Isidore Ntakarutimana l’administrateur communal de Buganda lui a dit que pour des raisons de sécurité, il ne peut pas arriver en commune de Mugina. Habillé en chemise rouge, en pantalon gris, l’homme fort de Buganda ne cessait d’appeler à l’aide de son téléphone mobile.
« Je suis dépassé », laissera t-il ensemble au milieu d’une foule de la population visiblement fâchée contre la police et les jeunes du parti au pouvoir.
{{Deux blocs}}
Face à cette situation, deux blocs se sont formés à coté de la population qui était venue s’imprégner de ce climat d’intolérance politique. D’un coté les jeunes du parti au pouvoir en collaboration avec certains éléments de la police voulaient bec et ongle que le président du MSD regagne Bujumbura d’où il était venu.
De l’autre coté, la population sur place a été scandalisée de voir que le leader du MSD n’est pas libre de mouvement à l’instar des autres burundais. Une guerre de mots est née entre la population et les jeunes du parti au pouvoir parce que ces derniers voulaient saisir le matériel de certains journalistes qui étaient sur les lieux. Comportement salutaire tout de même. Certains parmi les policiers ont protégé les journalistes qui allaient être livrés à la vindicte populaire. A la tête de ces Imbonerakure se trouvait le conseiller technique chargé des affaires sociales dans la commune de Buganda Sibomana Alexis et en même temps chef de ces jeunes du parti au pouvoir. Il intimait l’ordre à ces jeunes de malmener les membres du MSD pour que de gré ou de force ils retournent en Mairie de Bujumbura.
L’administrateur communal a été incapable de freiner le mouvement de ces jeunes Imbonerakure en proie à la fièvre politique. Dans l’entre temps, les responsables de la police et de l’administration était visiblement en contact par téléphones interposés.
La mort dans l’âme, le président du MSD a accepté de retourner à Bujumbura mais à condition que son avocat continue le chemin vers Mugina car il disait qu’il venait d’entendre que les 5 membres de ce parti qu’il allait rendre visite venaient d’être arrêtés et incarcérés au cachot de Cibitoke.
Dans un point de presse à son arrivée à Bujumbura, Alexis Sinduhije a déploré l’incapacité pour la police et l’administration de ne pas être en mesure de s’inscrire en faux face aux décisions prises par les jeunes envoutés par l’idéologie du parti au pouvoir.
« Le Burundi est un pays où un Imbonerakure peut gifler l’administrateur et n’être pas poursuivi par la justice. Il est illogique que le Burundi ait une troisième force composée de civiles qui échappent au contrôle de la loi », s’indigne Sinduhije.
Pour Alexis Sinduhije le président de la république n’a qu’à décréter le CNDD FDD parti unique puisque visiblement les leaders des autres partis politiques n’ont pas le droit de voir leurs membres à l’instar du parti présidentiel.
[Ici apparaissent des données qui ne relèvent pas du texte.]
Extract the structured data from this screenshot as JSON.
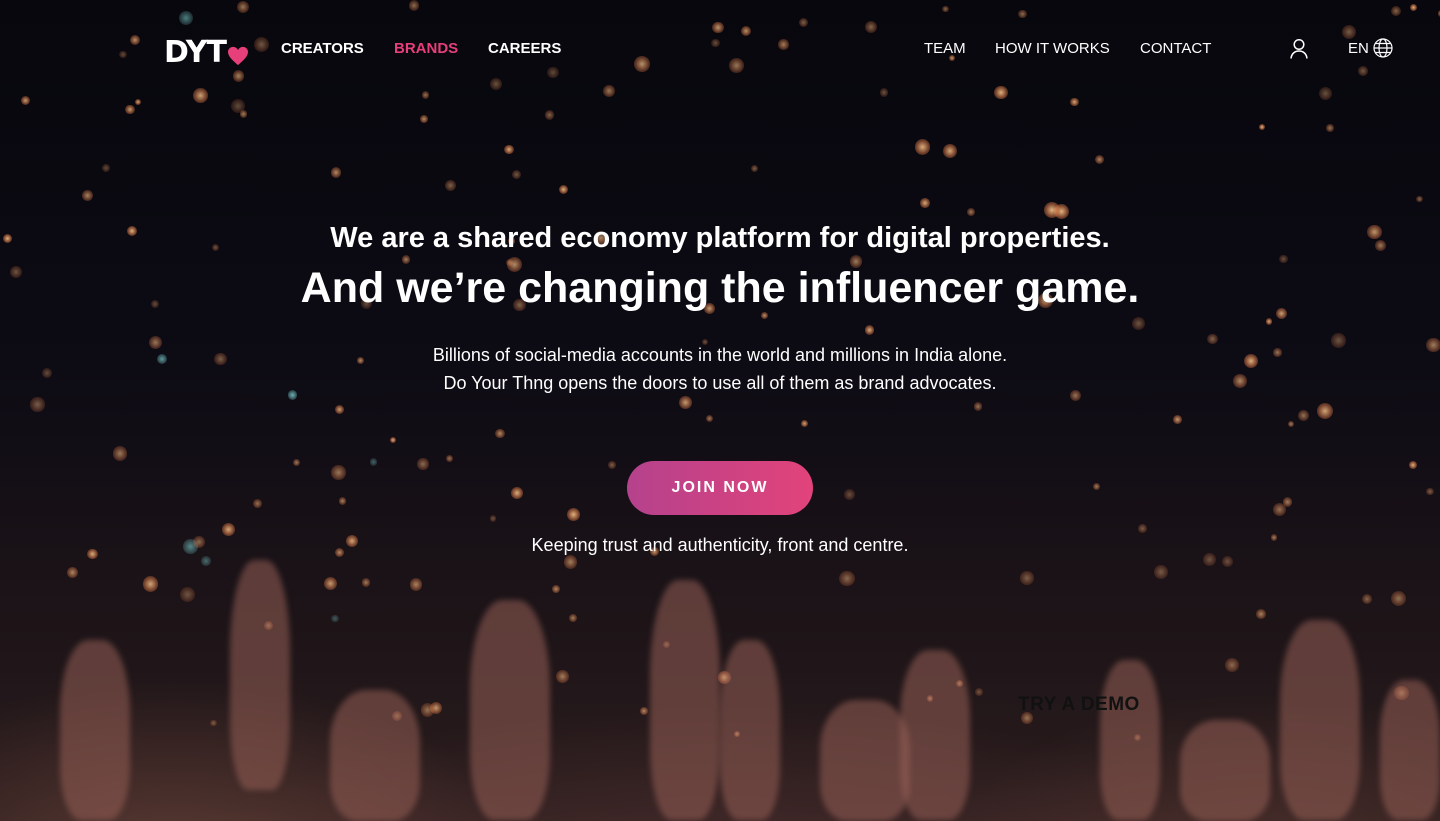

Fraichement rentré de l’exile, Sinduhije souligne que son parti le MSD ou même la coalition de l’opposition dont il est d’ailleurs membre ne désarmeront pas face à cette « intolérance politique » soulignant qu’un jour l’opposition va appeler la population à se défaire du pouvoir actuel.
Dimanche de la semaine écoulée, les jeunes du parti au pouvoir ont détruit des chaises sur lesquelles allaient s’asseoir les membres du MSD en commune de Mugina secteur Gitebe.
Dans la nuit du 26 courant, ils ont aussi attaqué 3 ménages des membres du MSD dans le même secteur.